When using machine learning algorithms for obtaining insights and predictions, there’s no one approach for every situation. That’s why students in a profession that requires data analysis must learn not only a wide array of algorithms but also how to decide which one(s) are appropriate for the task at hand.
Experts don’t always agree on which algorithms to use when extracting information from large data sets. However, the following are some of the machine learning algorithms that are seen as essential for professionals who work with big data, including those in graduate applied economics programs.
Types of Machine Learning
Before moving into some of the most popular algorithms, it’s important to understand that machine learning can be broken down into three categories. They are:
Supervised learning. Using pairs of input-output data to learn the mapping function between the input and the output. This can then be used to map functions between similar input/output pairs. Examples would include creating labels such as male or female or sick or healthy.
Unsupervised learning. In this case, only input data is given. Machine learning then searches to find any interesting underlying trends in the overall data. A simple example of this would be analyzing millions of receipts to determine the probability that a person ordering a beer in a restaurant will also order an appetizer. A more complex example is identifying clusters or groups of (persons, articles, treatments) that are similar enough. Developing measures of ‘similar enough’ requires careful analysis and treatment of data but can lead to identifying surprising subpopulations of interest.
Reinforcement learning. Learning the best course of action based on continuous analysis of past data. For example, learning the best path through a video game by playing enough times to determine which actions get the most rewards. This type of learning is typically used in robotics, with another well-known application in developing self-driving (algorithms for) cars.
The following presents some examples of big data concepts using machine learning algorithms that are supervised learning, except for K-means and Principal Component Analysis, which are unsupervised.
This involves estimating the strength of the linear relationship between a set of input variables and an output variable. An example would be a linear regression model estimating the linear relationship between people’s height (input variable) and weight (output variable), and the impact of an additional inch in height on the weight of the person
Whereas linear regression is focused on continuous outputs, logistics regression involves using input variables to determine discrete, usually binary, outputs. For example, weight is a continuous value, while the number of people who go each year to a hospital’s emergency room with myocardial infarction is a discrete value. An example of logistic regression would involve estimating the likelihood that a person will be hospitalized within 30 days, given their medical history (diagnoses, hospitalizations, medication, lab results, etc.)
A decision tree is a chart that supports decision making. The chart maps out all possible (relevant) decisions and estimates the probability of an event happening given that decision (path).

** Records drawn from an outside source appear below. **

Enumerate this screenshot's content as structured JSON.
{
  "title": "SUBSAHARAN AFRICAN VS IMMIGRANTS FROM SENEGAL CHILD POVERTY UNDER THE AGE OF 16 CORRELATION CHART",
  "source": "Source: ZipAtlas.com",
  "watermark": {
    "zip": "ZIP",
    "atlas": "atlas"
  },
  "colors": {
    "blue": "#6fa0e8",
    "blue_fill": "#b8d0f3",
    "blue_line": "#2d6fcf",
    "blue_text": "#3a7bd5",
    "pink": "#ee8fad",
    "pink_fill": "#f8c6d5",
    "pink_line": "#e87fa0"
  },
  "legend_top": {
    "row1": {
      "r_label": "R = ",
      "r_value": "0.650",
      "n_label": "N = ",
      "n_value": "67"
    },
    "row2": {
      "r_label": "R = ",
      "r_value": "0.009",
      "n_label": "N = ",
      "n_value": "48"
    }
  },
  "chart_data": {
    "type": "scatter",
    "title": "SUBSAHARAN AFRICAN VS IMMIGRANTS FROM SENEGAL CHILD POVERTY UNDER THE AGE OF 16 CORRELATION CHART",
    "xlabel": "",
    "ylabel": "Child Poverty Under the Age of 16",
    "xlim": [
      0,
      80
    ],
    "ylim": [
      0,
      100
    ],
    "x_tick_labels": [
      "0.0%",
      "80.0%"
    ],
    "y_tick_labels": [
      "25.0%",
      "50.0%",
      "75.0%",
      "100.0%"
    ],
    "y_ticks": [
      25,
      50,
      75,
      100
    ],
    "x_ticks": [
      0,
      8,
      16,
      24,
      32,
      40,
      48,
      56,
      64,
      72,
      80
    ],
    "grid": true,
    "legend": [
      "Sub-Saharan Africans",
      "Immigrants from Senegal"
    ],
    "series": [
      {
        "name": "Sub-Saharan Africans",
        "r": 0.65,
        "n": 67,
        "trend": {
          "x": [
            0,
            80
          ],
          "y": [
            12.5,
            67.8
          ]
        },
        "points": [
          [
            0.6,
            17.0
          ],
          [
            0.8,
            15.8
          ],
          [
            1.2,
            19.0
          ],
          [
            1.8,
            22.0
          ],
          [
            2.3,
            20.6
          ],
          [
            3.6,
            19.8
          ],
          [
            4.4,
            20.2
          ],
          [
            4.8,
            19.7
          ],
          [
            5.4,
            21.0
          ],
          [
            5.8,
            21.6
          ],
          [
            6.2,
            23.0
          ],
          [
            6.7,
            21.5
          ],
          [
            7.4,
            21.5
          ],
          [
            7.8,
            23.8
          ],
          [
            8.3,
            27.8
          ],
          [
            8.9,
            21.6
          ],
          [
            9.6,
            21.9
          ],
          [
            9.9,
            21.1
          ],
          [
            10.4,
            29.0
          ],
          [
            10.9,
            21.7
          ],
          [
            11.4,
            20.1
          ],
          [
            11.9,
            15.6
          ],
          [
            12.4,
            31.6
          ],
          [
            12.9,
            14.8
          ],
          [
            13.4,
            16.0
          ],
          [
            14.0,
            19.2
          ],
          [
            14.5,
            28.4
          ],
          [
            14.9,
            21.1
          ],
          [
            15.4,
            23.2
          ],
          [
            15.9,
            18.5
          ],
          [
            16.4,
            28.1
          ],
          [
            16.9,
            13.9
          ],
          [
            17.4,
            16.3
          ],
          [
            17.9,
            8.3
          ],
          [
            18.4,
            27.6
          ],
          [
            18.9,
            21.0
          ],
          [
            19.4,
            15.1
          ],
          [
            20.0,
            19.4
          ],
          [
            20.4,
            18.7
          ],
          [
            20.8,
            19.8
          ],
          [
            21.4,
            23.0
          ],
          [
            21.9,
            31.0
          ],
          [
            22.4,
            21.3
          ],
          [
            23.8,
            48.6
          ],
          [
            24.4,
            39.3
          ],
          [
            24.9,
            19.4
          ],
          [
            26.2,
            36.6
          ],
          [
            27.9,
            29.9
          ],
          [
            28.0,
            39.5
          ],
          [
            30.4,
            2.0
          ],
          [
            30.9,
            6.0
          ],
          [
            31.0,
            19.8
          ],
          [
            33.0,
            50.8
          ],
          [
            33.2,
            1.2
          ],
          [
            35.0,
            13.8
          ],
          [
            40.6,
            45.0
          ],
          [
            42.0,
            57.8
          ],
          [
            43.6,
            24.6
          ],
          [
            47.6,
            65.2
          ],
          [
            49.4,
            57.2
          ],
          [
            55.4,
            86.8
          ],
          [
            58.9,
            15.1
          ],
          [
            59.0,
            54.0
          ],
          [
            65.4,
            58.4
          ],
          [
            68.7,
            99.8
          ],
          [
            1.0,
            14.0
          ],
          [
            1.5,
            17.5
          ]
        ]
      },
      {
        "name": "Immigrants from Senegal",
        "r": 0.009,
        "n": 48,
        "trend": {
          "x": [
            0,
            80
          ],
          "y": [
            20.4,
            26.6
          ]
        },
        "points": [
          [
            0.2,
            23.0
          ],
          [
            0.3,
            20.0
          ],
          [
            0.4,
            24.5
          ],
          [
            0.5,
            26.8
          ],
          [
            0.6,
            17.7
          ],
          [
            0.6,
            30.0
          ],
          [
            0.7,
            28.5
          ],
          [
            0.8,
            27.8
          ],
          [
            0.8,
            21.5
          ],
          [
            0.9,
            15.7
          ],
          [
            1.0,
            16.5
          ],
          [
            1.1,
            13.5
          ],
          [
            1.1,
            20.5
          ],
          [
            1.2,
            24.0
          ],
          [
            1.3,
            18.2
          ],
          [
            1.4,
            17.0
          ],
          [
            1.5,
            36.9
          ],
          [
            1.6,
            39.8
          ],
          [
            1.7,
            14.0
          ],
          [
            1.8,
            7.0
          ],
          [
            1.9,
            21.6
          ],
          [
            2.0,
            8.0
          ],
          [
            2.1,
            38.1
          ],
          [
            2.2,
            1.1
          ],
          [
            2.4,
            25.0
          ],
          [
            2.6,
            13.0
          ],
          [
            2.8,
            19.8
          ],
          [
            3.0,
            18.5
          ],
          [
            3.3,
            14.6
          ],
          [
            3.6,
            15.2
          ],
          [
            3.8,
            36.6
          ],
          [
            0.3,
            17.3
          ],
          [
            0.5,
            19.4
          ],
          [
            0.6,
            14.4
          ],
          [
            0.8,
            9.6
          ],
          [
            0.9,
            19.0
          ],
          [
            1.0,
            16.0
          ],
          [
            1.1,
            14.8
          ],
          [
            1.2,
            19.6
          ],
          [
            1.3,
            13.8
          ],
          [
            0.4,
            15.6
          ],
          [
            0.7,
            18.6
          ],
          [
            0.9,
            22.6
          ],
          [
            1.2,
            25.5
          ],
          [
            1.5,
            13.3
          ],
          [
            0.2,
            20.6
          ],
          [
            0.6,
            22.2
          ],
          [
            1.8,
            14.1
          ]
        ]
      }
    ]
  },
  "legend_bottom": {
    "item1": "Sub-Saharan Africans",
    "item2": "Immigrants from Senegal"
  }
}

This method used Bayes’ Theorem to build classifiers. Why naive? Because this big data concept deliberately and naively assumes that all variables are independent of other variables. Even so, it’s been a very dependable predictive model. It’s used to determine the probability something will happen given that another event has already happened.
K-means is a machine learning algorithm used for unsupervised learning. It involves placing similar data points into a predetermined number of clusters, based on some measure of distance between them; an iterative “tuning” process then tries to identify the optimal position of the “means”, or central points of these clusters. Once a central point of the cluster is determined, each (new) item is assigned to a cluster based on how far it is from that center point. The number of clusters is in general not known a priori and will depend on the purpose of the classification problem being solved.
Principal Component Analysis
Principal Component Analysis (PCA) uses an “orthogonal transformation to convert a set of observations of possibly correlated variables into a set of values of linearly uncorrelated variables called principal components,” according to the data analysis-focused website KD Nuggets.
Beginners should become familiar with these machine learning algorithms used with big data concepts as they learn to work with large data sets. Each can provide the right approach to the data challenge you are attempting to solve.